Ahmmm… despieeertaaaa…. vaaaamooooosssss… muéeeveeeteeee… ¡¡¡AJAM!!!
Pfff… ñiiii… arrgghh… ¿qué pasa?
¡Ah! Estás despierto, ¡¡vamos al salón!!

Así que tras posterior mirada de odio infinito y desprecio sumo, de esas tantas que me persiguen en mis pesadillas más recurrentes, fuimos al salón. Repleto de regalos, yo no prestaba atención a ninguno. Mis ojos sólo buscaban paquetes con la forma idónea, y en mi pequeño montón había varios. Comenzamos en lento ritual de apertura, cada paquete que parecía adecuado contenía un libro. ¡Puta lectura! ¡Me está pudriendo la sesera, amigo Sancho! Al final sólo quedaba uno. De acuerdo, la talla parecía buena, pero el peso no me cuadraba en absoluto. No podía ser el Zelda, no podía ser ningún videojuego. Lágrimas de frustración comenzaban a brotar de mis ojos cuando rasgué el envoltorio y la vi, dorada y negra, con las palabras impresas al reverso más acertadas de la historia: Un sueño hecho realidad La caja de Ocarina of Time.

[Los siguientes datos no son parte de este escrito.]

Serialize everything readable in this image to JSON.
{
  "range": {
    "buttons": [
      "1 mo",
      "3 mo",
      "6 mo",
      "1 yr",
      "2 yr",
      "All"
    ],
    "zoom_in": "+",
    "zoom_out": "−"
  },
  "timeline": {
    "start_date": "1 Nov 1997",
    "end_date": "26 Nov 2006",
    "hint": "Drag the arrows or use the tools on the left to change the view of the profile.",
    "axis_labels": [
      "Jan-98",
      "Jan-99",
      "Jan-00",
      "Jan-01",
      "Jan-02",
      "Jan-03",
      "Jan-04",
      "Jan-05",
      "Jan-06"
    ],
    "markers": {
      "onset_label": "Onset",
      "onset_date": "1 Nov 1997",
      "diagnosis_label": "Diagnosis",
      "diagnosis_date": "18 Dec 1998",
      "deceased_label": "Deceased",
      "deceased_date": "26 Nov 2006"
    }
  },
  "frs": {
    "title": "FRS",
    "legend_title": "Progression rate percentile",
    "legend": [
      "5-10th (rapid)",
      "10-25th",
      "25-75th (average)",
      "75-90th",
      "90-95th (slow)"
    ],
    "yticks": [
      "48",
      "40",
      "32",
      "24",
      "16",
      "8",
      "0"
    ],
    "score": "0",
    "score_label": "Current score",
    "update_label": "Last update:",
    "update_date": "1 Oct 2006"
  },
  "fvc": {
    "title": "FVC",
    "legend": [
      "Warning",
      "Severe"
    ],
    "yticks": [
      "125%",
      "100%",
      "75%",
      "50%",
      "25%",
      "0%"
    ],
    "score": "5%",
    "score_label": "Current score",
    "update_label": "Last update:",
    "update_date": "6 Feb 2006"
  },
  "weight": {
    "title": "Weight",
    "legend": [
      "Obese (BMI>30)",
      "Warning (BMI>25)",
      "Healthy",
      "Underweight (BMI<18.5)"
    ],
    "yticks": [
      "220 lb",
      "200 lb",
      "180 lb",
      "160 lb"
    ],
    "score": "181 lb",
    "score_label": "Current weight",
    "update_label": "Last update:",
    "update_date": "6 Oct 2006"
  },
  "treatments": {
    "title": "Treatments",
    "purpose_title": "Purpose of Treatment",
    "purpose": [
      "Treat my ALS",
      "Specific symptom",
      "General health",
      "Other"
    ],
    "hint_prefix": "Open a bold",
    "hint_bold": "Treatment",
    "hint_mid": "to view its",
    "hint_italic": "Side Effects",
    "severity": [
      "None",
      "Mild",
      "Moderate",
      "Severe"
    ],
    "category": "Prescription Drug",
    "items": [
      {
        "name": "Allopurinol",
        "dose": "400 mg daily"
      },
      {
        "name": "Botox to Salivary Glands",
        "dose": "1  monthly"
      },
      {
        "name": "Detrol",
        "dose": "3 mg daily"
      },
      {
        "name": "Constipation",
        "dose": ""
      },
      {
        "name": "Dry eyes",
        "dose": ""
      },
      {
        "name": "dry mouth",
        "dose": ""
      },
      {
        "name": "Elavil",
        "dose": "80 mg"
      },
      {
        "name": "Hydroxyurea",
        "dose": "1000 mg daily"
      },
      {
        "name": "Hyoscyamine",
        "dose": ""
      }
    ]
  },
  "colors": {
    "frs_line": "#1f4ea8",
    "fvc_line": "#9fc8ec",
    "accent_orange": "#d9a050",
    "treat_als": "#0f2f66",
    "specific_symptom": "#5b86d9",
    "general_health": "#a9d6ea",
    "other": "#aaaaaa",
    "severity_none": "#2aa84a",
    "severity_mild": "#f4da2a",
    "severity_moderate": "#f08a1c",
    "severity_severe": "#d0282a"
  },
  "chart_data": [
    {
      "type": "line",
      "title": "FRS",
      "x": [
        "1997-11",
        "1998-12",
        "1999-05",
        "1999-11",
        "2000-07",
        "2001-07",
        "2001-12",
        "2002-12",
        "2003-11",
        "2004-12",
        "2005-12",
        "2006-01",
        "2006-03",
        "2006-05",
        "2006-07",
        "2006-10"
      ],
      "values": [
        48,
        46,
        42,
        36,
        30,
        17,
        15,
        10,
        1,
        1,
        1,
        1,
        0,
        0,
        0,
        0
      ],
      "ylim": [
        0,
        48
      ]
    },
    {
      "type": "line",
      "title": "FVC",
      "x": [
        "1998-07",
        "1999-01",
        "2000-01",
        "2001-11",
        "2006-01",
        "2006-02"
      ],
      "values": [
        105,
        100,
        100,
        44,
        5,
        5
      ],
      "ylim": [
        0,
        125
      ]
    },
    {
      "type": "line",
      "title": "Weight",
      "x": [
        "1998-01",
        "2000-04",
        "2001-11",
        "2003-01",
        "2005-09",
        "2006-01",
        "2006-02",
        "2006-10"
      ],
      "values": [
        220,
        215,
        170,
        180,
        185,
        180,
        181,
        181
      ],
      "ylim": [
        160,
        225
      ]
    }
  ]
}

Y bueno, lo que sigue es historia. Ya he comentado en varias ocasiones que mi hermano me prohibía jugar a determinados juegos sin él. Con Ocarina of Time no tuvo ese problema, lo comenzamos juntos, lo jugamos juntos y lo terminamos juntos. Cada viernes noche, y algunos sábados por la tarde, nos reuníamos los dos delante del televisor, encendíamos nuestra Nintendo 64 y desenfundábamos nuestro bote de nata, como en los viejos tiempos, dispuestos a salvar la paz del reino y derrocar al malvado Ganondorf. ¿Por qué en todos los juegos le acababa ganando la espalda y jugándolo sin su presencia, y en Ocarina of Time jamás? Imagino que por el mismo motivo por el que esta historia está adornada, tenía 15 años cuando llegó a mis manos, realmente la ilusión por jugarlo la fabriqué yo mismo, forzándome a sentir lo mismo que cuando era más pequeño. Irremediablemente me hacía mayor, e intuía, no… sabía que iba a ser la última oportunidad de pasarme un videojuego con mi hermano, de disfrutarlo de cabo a rabo, saboreando cada instante como cuando era un niño a los mandos de una NES y mi mayor objetivo en la vida era encontrar el trozo de pared que una bomba pudiera romper, ganándome su mirada de aprobación.

Desde que rompí el plástico de Ocarina of Time, hasta que Ganondorf maldijo a Link atesoro cada momento como lo que fue: parte de mi pasado, de mi juventud, de mi felicidad, de la Leyenda.